A spokesman said: " While at first sight this looks very much like the latest in a long line of scaremongering by the council, if they have any supporting evidence to support this claim we will of course look at it very carefully."
Hammersmith and Fulham Council, which has fought a sustained campaign against the Thames Tunnel project is also claiming that dozens of the capital’s other riverside landmarks could also be threatened by Thames Water’s 20 mile long sewer, including The Houses of Parliament, The Tower of London, The Globe Theatre, The London Eye as well Tower Bridge and numerous other river crossings.
Last month, the council responded with fury to a letter from Thames Water outlining its plans to acquire some areas of local property from the council to in the development of the Thames Tunnel.
You can read the full details of that story here.
Throughout its long campaign against the super sewer, the council has claimed there are cheaper, greener and less disruptive alternatives.

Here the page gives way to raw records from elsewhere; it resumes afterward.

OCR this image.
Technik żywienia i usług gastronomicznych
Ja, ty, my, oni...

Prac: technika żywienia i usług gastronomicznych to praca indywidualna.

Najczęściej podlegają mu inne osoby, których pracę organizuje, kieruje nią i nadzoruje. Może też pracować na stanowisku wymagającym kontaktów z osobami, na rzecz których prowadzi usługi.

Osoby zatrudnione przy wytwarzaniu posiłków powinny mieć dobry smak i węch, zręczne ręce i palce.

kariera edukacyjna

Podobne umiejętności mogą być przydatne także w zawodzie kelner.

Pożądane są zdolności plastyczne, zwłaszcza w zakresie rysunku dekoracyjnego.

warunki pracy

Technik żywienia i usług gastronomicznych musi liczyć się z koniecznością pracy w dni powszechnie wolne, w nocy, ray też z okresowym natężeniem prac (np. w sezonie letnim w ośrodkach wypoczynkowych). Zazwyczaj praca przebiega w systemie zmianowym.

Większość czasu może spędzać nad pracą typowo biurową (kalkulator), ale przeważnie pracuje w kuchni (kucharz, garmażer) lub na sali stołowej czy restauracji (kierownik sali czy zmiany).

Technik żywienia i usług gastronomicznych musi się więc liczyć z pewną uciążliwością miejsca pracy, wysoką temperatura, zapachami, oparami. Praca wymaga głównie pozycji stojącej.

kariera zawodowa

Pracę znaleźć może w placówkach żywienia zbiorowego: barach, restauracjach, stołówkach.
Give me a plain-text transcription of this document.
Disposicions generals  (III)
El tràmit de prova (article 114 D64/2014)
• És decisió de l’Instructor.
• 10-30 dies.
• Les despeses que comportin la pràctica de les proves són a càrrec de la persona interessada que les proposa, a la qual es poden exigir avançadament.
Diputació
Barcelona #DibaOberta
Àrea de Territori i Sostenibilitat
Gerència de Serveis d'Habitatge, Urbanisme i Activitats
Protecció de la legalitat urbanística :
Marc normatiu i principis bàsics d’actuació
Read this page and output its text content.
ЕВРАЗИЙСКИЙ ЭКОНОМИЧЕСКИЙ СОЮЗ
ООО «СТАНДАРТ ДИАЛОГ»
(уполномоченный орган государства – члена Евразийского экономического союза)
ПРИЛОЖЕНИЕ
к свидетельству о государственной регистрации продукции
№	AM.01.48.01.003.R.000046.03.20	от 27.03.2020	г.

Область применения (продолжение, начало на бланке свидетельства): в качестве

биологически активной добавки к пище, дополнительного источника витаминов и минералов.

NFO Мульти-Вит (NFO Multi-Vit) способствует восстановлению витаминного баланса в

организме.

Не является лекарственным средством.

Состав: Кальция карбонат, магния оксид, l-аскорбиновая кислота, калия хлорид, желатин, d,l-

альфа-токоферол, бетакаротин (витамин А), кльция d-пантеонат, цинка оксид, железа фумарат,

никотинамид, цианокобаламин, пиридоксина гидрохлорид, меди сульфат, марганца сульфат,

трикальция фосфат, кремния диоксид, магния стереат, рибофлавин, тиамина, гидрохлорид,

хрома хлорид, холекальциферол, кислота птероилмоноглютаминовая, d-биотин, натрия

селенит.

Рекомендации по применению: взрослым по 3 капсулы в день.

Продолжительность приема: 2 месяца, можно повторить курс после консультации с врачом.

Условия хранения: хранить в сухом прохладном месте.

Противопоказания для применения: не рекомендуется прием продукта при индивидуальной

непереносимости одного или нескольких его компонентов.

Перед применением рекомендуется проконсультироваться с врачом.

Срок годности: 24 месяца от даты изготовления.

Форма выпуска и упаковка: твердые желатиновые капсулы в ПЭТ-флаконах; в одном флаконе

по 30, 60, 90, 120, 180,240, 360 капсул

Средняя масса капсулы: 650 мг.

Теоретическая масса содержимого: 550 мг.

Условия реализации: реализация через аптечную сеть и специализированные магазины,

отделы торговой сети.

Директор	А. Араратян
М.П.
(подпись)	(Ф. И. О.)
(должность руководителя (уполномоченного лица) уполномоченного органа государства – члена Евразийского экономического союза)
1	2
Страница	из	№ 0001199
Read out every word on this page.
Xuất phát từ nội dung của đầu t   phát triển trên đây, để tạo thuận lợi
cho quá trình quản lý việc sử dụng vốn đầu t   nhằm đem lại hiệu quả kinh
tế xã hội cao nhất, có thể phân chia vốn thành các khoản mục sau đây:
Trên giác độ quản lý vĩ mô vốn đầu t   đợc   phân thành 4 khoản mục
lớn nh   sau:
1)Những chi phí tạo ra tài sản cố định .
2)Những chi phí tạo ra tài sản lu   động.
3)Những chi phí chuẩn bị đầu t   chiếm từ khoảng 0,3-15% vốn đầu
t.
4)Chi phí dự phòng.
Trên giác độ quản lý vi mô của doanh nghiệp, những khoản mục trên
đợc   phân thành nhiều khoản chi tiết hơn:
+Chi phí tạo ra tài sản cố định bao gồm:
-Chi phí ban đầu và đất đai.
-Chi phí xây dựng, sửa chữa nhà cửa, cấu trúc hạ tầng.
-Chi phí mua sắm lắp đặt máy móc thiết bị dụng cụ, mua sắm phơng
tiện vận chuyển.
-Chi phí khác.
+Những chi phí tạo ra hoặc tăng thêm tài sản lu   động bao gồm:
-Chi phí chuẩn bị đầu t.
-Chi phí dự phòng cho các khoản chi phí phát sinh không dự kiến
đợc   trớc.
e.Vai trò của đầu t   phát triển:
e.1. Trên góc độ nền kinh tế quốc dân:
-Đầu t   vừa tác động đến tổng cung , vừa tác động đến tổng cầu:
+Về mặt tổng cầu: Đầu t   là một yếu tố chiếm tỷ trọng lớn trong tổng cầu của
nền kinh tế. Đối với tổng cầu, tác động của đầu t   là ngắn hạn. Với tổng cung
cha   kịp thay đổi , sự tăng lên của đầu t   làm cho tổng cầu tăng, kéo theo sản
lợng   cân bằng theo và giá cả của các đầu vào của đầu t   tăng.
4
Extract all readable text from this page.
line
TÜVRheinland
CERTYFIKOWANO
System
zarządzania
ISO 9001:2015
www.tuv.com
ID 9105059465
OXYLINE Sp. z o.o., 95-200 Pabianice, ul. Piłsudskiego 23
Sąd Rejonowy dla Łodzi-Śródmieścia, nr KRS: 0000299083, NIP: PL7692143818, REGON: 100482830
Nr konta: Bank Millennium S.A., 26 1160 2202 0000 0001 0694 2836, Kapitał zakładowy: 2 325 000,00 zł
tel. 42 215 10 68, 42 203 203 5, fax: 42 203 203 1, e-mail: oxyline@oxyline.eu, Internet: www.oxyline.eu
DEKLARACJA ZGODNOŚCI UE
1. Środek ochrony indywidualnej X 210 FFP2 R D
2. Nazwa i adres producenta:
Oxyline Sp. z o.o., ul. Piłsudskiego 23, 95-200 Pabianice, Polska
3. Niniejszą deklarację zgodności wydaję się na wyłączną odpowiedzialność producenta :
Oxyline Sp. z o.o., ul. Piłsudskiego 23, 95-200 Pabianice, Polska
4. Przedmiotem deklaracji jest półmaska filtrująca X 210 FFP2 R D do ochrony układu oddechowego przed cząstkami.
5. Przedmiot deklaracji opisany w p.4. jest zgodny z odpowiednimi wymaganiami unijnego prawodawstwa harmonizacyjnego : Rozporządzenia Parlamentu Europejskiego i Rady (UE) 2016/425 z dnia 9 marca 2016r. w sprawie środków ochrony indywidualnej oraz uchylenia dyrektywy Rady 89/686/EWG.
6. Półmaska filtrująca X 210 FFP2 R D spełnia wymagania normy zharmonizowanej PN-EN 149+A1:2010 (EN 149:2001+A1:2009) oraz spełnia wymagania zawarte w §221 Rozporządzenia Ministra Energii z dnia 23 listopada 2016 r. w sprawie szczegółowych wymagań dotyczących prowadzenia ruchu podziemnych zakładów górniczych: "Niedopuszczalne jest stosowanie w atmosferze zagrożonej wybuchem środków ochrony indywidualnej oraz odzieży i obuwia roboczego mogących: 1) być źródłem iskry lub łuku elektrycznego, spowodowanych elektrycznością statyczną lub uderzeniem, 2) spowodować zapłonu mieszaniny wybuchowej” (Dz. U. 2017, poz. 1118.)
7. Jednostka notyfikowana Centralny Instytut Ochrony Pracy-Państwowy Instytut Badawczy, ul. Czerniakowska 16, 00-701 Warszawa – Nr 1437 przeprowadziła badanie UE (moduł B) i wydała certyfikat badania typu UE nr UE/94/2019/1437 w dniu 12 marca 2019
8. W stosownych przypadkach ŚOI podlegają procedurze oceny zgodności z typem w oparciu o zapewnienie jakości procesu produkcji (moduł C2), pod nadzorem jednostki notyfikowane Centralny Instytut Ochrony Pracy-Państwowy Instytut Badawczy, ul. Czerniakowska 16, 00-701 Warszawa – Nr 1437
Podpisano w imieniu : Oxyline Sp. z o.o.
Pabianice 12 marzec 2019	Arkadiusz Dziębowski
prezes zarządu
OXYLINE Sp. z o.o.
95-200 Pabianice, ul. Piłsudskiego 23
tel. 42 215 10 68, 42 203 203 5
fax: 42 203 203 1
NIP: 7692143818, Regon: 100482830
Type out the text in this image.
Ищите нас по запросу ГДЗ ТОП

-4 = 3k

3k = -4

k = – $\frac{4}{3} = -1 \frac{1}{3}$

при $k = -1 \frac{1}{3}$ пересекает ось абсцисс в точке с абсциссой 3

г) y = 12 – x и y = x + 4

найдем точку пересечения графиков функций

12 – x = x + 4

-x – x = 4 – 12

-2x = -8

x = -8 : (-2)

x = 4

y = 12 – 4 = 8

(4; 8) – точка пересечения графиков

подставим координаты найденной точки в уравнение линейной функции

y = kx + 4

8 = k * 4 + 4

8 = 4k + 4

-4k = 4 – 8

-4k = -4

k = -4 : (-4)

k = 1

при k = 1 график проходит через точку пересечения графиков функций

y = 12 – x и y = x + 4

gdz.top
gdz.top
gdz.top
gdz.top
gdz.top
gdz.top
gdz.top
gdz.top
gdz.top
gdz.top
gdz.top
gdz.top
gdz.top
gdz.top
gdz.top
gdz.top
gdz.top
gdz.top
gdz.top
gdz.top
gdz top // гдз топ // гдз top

However, this campaign is at odds with the government's plans for the tunnel. In July the Department for Communities and Local Government announced that plans for the Thames Tunnel were being referred to the Planning Inspectorate’s National Infrastructure Directorate.
The Department for Communities and Local Government said in spring this year that it regards the proposed tunnel to be a "nationally significant infrastructure project" when it issued a safeguarding direction to Hammersmith and Fulham Council over the site on Fulham's riverside which Thames Water has chosen as its preferred site for building an access shaft to the tunnel.
The direction prevents the council from granting permission for other projects on the site.
Despite the direction, the owners of the site on Carnwath Road - who include the council itself - submitted plans in summer to construct 474 new homes on the riverside site, in buildings up to 12 storeys high.